The KENT trademark was originally used by a company called Healthcare International (Healthcare) for hair bleach manufactured in the United States and sold in the Middle East. It ceased trading in 1989 and the product became unavailable.

General Healthcare (GHL) allegedly purchased the Kent brand and US common law rights in the KENT mark from Healthcare. Thereafter, GHL set up product manufacturing in the United States. It then transported the bulk product to its packaging facility in the United Kingdom and from there shipped the branded goods to customers in the Middle East.

At about the same time as GHL's alleged purchase of the Kent brand, Isam Qashat, principal of Kent International Products (KIP), engaged US counsel to conduct an availability and registrability search on the KENT mark. KIP learned that Healthcare's KENT trademark application was abandoned in 1986. Since Healthcare went out of business in 1989, Qashat reasonably believed he could appropriate the abandoned mark. KIP reverse engineered the hair bleach product's formula and established its own US manufacturing and export network. It started shipping bleaching products under the KENT mark to the Middle East.

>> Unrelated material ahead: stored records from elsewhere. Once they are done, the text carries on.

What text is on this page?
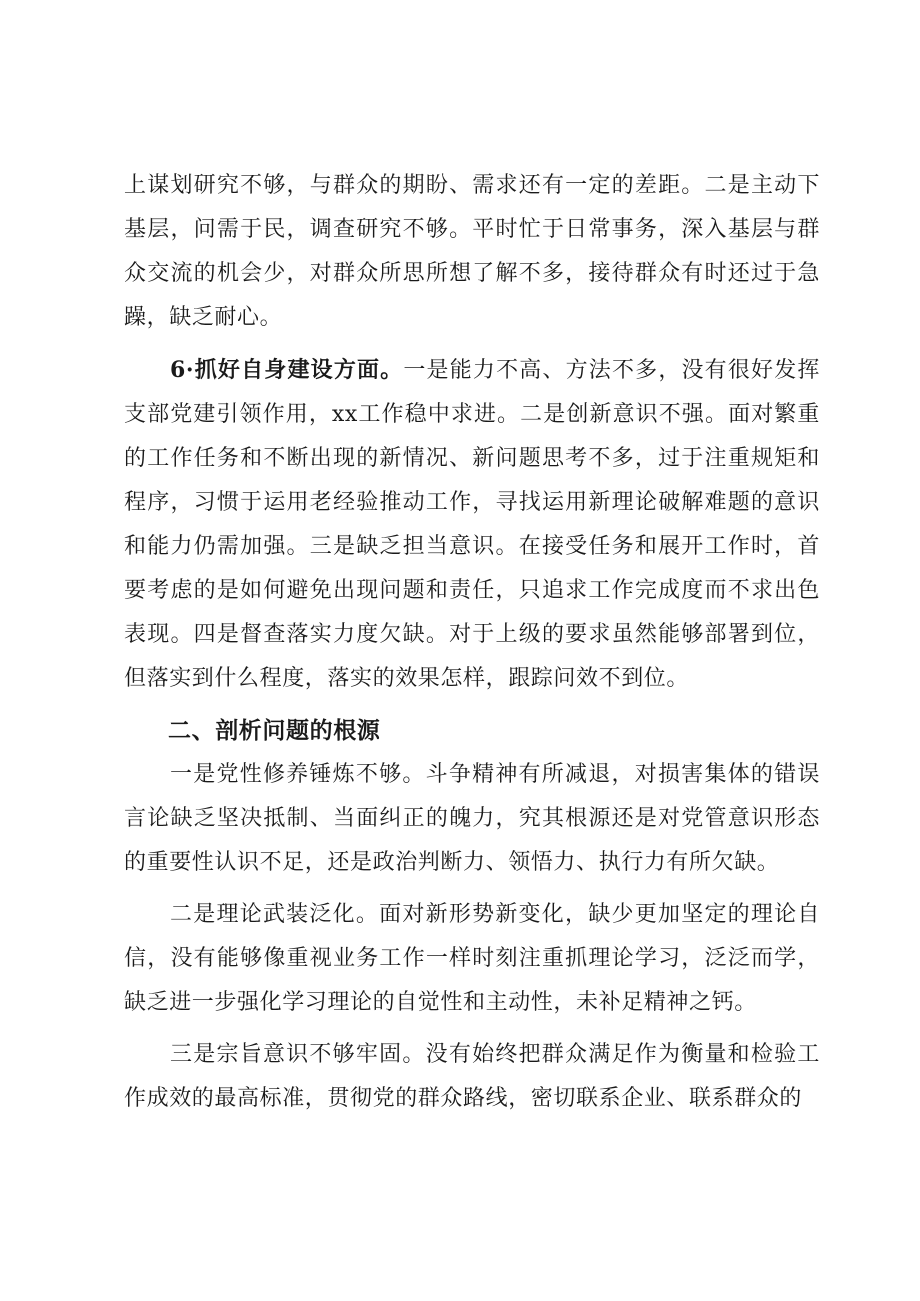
上谋划研究不够，与群众的期盼、需求还有一定的差距。二是主动下基层，问需于民，调查研究不够。平时忙于日常事务，深入基层与群众交流的机会少，对群众所思所想了解不多，接待群众有时还过于急躁，缺乏耐心。

6·抓好自身建设方面。一是能力不高、方法不多，没有很好发挥支部党建引领作用，xx工作稳中求进。二是创新意识不强。面对繁重的工作任务和不断出现的新情况、新问题思考不多，过于注重规矩和程序，习惯于运用老经验推动工作，寻找运用新理论破解难题的意识和能力仍需加强。三是缺乏担当意识。在接受任务和展开工作时，首要考虑的是如何避免出现问题和责任，只追求工作完成度而不求出色表现。四是督查落实力度欠缺。对于上级的要求虽然能够部署到位，但落实到什么程度，落实的效果怎样，跟踪问效不到位。

二、剖析问题的根源

一是党性修养锤炼不够。斗争精神有所减退，对损害集体的错误言论缺乏坚决抵制、当面纠正的魄力，究其根源还是对党管意识形态的重要性认识不足，还是政治判断力、领悟力、执行力有所欠缺。

二是理论武装泛化。面对新形势新变化，缺少更加坚定的理论自信，没有能够像重视业务工作一样时刻注重抓理论学习，泛泛而学，缺乏进一步强化学习理论的自觉性和主动性，未补足精神之钙。

三是宗旨意识不够牢固。没有始终把群众满足作为衡量和检验工作成效的最高标准，贯彻党的群众路线，密切联系企业、联系群众的
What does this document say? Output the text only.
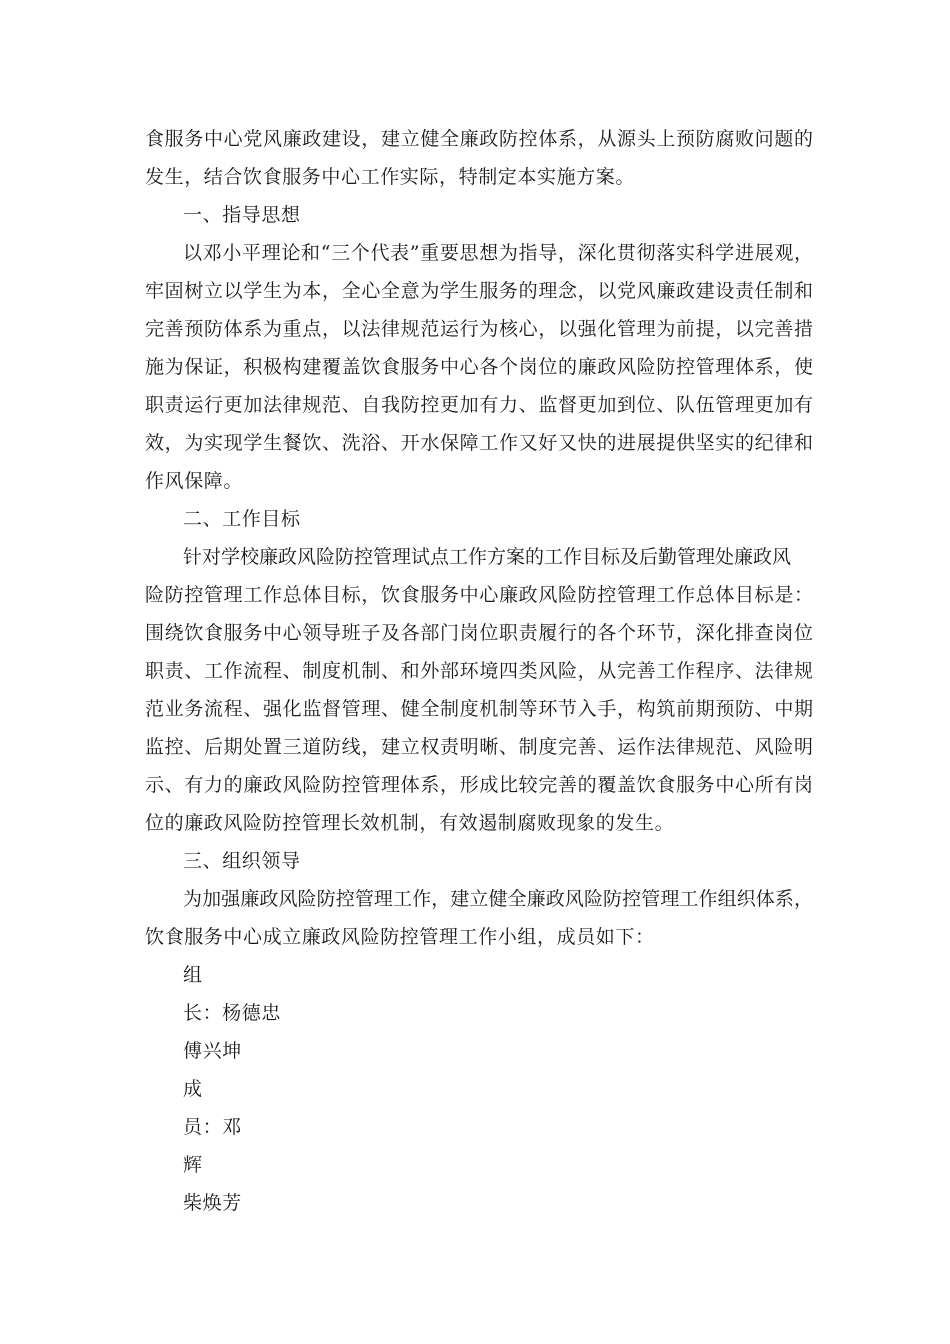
食服务中心党风廉政建设，建立健全廉政防控体系，从源头上预防腐败问题的
发生，结合饮食服务中心工作实际，特制定本实施方案。
一、指导思想
以邓小平理论和“三个代表”重要思想为指导，深化贯彻落实科学进展观，
牢固树立以学生为本，全心全意为学生服务的理念，以党风廉政建设责任制和
完善预防体系为重点，以法律规范运行为核心，以强化管理为前提，以完善措
施为保证，积极构建覆盖饮食服务中心各个岗位的廉政风险防控管理体系，使
职责运行更加法律规范、自我防控更加有力、监督更加到位、队伍管理更加有
效，为实现学生餐饮、洗浴、开水保障工作又好又快的进展提供坚实的纪律和
作风保障。
二、工作目标
针对学校廉政风险防控管理试点工作方案的工作目标及后勤管理处廉政风
险防控管理工作总体目标，饮食服务中心廉政风险防控管理工作总体目标是：
围绕饮食服务中心领导班子及各部门岗位职责履行的各个环节，深化排查岗位
职责、工作流程、制度机制、和外部环境四类风险，从完善工作程序、法律规
范业务流程、强化监督管理、健全制度机制等环节入手，构筑前期预防、中期
监控、后期处置三道防线，建立权责明晰、制度完善、运作法律规范、风险明
示、有力的廉政风险防控管理体系，形成比较完善的覆盖饮食服务中心所有岗
位的廉政风险防控管理长效机制，有效遏制腐败现象的发生。
三、组织领导
为加强廉政风险防控管理工作，建立健全廉政风险防控管理工作组织体系，
饮食服务中心成立廉政风险防控管理工作小组，成员如下：
组
长：杨德忠
傅兴坤
成
员：邓
辉
柴焕芳
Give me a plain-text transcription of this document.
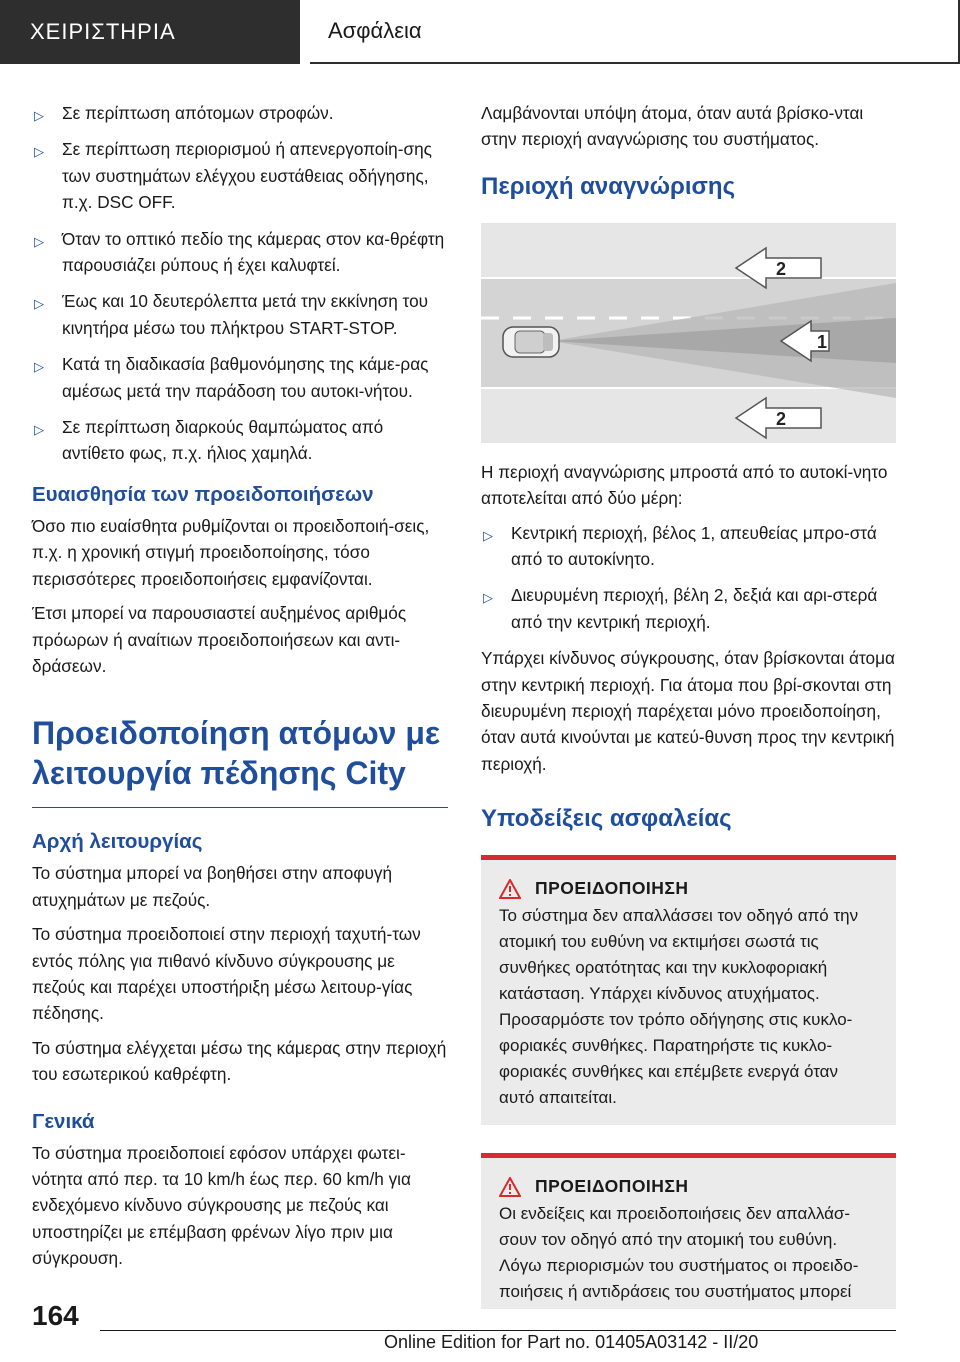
ΧΕΙΡΙΣΤΗΡΙΑ	Ασφάλεια
▷ Σε περίπτωση απότομων στροφών.
▷ Σε περίπτωση περιορισμού ή απενεργοποίη-σης των συστημάτων ελέγχου ευστάθειας οδήγησης, π.χ. DSC OFF.
▷ Όταν το οπτικό πεδίο της κάμερας στον κα-θρέφτη παρουσιάζει ρύπους ή έχει καλυφτεί.
▷ Έως και 10 δευτερόλεπτα μετά την εκκίνηση του κινητήρα μέσω του πλήκτρου START-STOP.
▷ Κατά τη διαδικασία βαθμονόμησης της κάμε-ρας αμέσως μετά την παράδοση του αυτοκι-νήτου.
▷ Σε περίπτωση διαρκούς θαμπώματος από αντίθετο φως, π.χ. ήλιος χαμηλά.
Ευαισθησία των προειδοποιήσεων

Όσο πιο ευαίσθητα ρυθμίζονται οι προειδοποιή-σεις, π.χ. η χρονική στιγμή προειδοποίησης, τόσο περισσότερες προειδοποιήσεις εμφανίζονται.

Έτσι μπορεί να παρουσιαστεί αυξημένος αριθμός πρόωρων ή αναίτιων προειδοποιήσεων και αντι-δράσεων.

Προειδοποίηση ατόμων με λειτουργία πέδησης City
Αρχή λειτουργίας

Το σύστημα μπορεί να βοηθήσει στην αποφυγή ατυχημάτων με πεζούς.

Το σύστημα προειδοποιεί στην περιοχή ταχυτή-των εντός πόλης για πιθανό κίνδυνο σύγκρουσης με πεζούς και παρέχει υποστήριξη μέσω λειτουρ-γίας πέδησης.

Το σύστημα ελέγχεται μέσω της κάμερας στην περιοχή του εσωτερικού καθρέφτη.

Γενικά

Το σύστημα προειδοποιεί εφόσον υπάρχει φωτει-νότητα από περ. τα 10 km/h έως περ. 60 km/h για ενδεχόμενο κίνδυνο σύγκρουσης με πεζούς και υποστηρίζει με επέμβαση φρένων λίγο πριν μια σύγκρουση.

Λαμβάνονται υπόψη άτομα, όταν αυτά βρίσκο-νται στην περιοχή αναγνώρισης του συστήματος.

Περιοχή αναγνώρισης
2
1
2

Η περιοχή αναγνώρισης μπροστά από το αυτοκί-νητο αποτελείται από δύο μέρη:

▷ Κεντρική περιοχή, βέλος 1, απευθείας μπρο-στά από το αυτοκίνητο.
▷ Διευρυμένη περιοχή, βέλη 2, δεξιά και αρι-στερά από την κεντρική περιοχή.

Υπάρχει κίνδυνος σύγκρουσης, όταν βρίσκονται άτομα στην κεντρική περιοχή. Για άτομα που βρί-σκονται στη διευρυμένη περιοχή παρέχεται μόνο προειδοποίηση, όταν αυτά κινούνται με κατεύ-θυνση προς την κεντρική περιοχή.

Υποδείξεις ασφαλείας
ΠΡΟΕΙΔΟΠΟΙΗΣΗ

Το σύστημα δεν απαλλάσσει τον οδηγό από την ατομική του ευθύνη να εκτιμήσει σωστά τις συνθήκες ορατότητας και την κυκλοφοριακή κατάσταση. Υπάρχει κίνδυνος ατυχήματος. Προσαρμόστε τον τρόπο οδήγησης στις κυκλο-φοριακές συνθήκες. Παρατηρήστε τις κυκλο-φοριακές συνθήκες και επέμβετε ενεργά όταν αυτό απαιτείται.

ΠΡΟΕΙΔΟΠΟΙΗΣΗ

Οι ενδείξεις και προειδοποιήσεις δεν απαλλάσ-σουν τον οδηγό από την ατομική του ευθύνη. Λόγω περιορισμών του συστήματος οι προειδο-ποιήσεις ή αντιδράσεις του συστήματος μπορεί

164
Online Edition for Part no. 01405A03142 - II/20
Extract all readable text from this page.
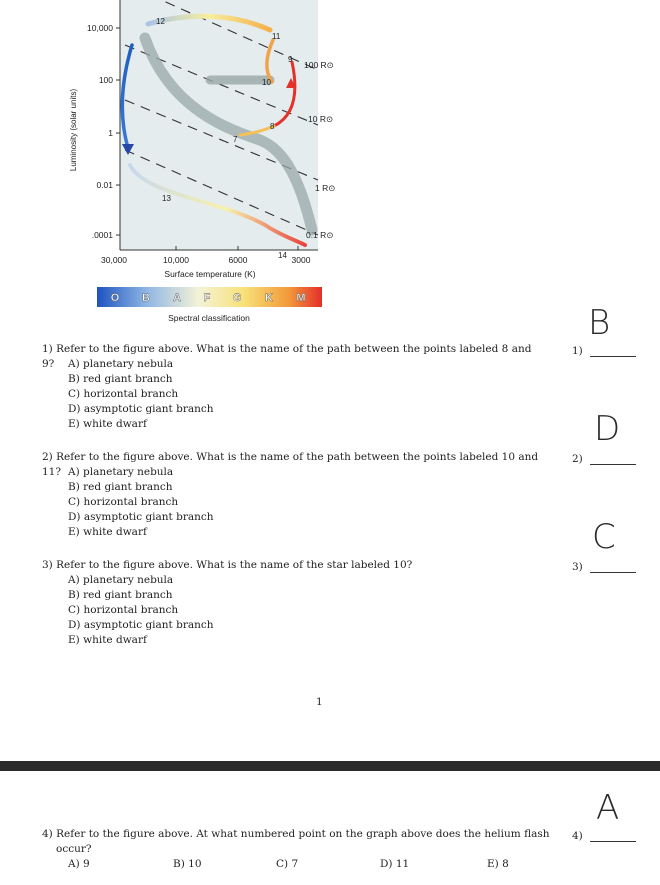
10,000
100
1
0.01
.0001
30,000	10,000	6000	3000
Surface temperature (K)
Luminosity (solar units)
100 R⊙
10 R⊙
1 R⊙
0.1 R⊙
12
11
9
10
8
7
13
14
O B A F G K M
Spectral classification
1) Refer to the figure above. What is the name of the path between the points labeled 8 and 9?
1)
B
A) planetary nebula
B) red giant branch
C) horizontal branch
D) asymptotic giant branch
E) white dwarf
2) Refer to the figure above. What is the name of the path between the points labeled 10 and 11?
2)
D
A) planetary nebula
B) red giant branch
C) horizontal branch
D) asymptotic giant branch
E) white dwarf
3) Refer to the figure above. What is the name of the star labeled 10?	3)
C
A) planetary nebula
B) red giant branch
C) horizontal branch
D) asymptotic giant branch
E) white dwarf
1
4) Refer to the figure above. At what numbered point on the graph above does the helium flash
occur?
4)
A
A) 9	B) 10	C) 7	D) 11	E) 8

Since early 1990 both GHL and KIP have been selling the identically branded competitive bleaching product in the Middle East. In 1991 GHL sent KIP a cease and desist letter but GHL did not follow up on its demands. In the meantime, KIP registered the KENT mark in the United States and that registration has become incontestable. In 2000 GHL sued Qashat and KIP for cancellation of the registration, false advertising and unfair competition under the Lanham Act. Both parties moved for summary judgment.

The US District Court for the District of Massachusetts granted KIP's motion based on the conclusion that GHL had abandoned its common law rights in the KENT mark by not using it "in commerce" for the three years prior to filing the suit. A mark is deemed "in use in commerce" pursuant to the Lanham Act when it is affixed to the goods with which it is associated and those goods are then "sold or transported in commerce". The crux of the district court opinion was that GHL's activities lacked the public use element necessary to assert trademark rights based on transportation. It held that undisclosed shipments, such as the transportation by GHL of the bulk product to the United Kingdom for packaging, did not equate to use in commerce. GHL appealed.

On appeal, the First Circuit affirmed the earlier ruling and rejected GHL's arguments that:

  • the district court inappropriately focused on the public element of the transportation use in commerce requirement;

  • 1988 amendments to the Lanham Act made the requirement for public use obsolete; and

  • GHL intended to resume use of the mark in commerce.

It found that GHL had no US rights in the KENT trademark and therefore it had no standing to pursue cancellation of KIP's registration.

The First Circuit also dismissed GHL's allegation that KIP's registration was fraudulently obtained because at the time Qashat filed his application, he was aware of Healthcare's prior use of the KENT mark. It affirmed the district court's finding that Qashat reasonably believed that he was simply appropriating an abandoned mark. Once abandoned, a mark reverts back to the public domain whereupon it may be appropriated by anyone who adopts the mark for his or her own use. It held that to the extent that Qashat was aware of GHL's (rather than Healthcare's) operations in the Middle East, such is not ground for fraud, especially in the absence of any visible indication of GHL's use of the KENT mark in commerce in the United States.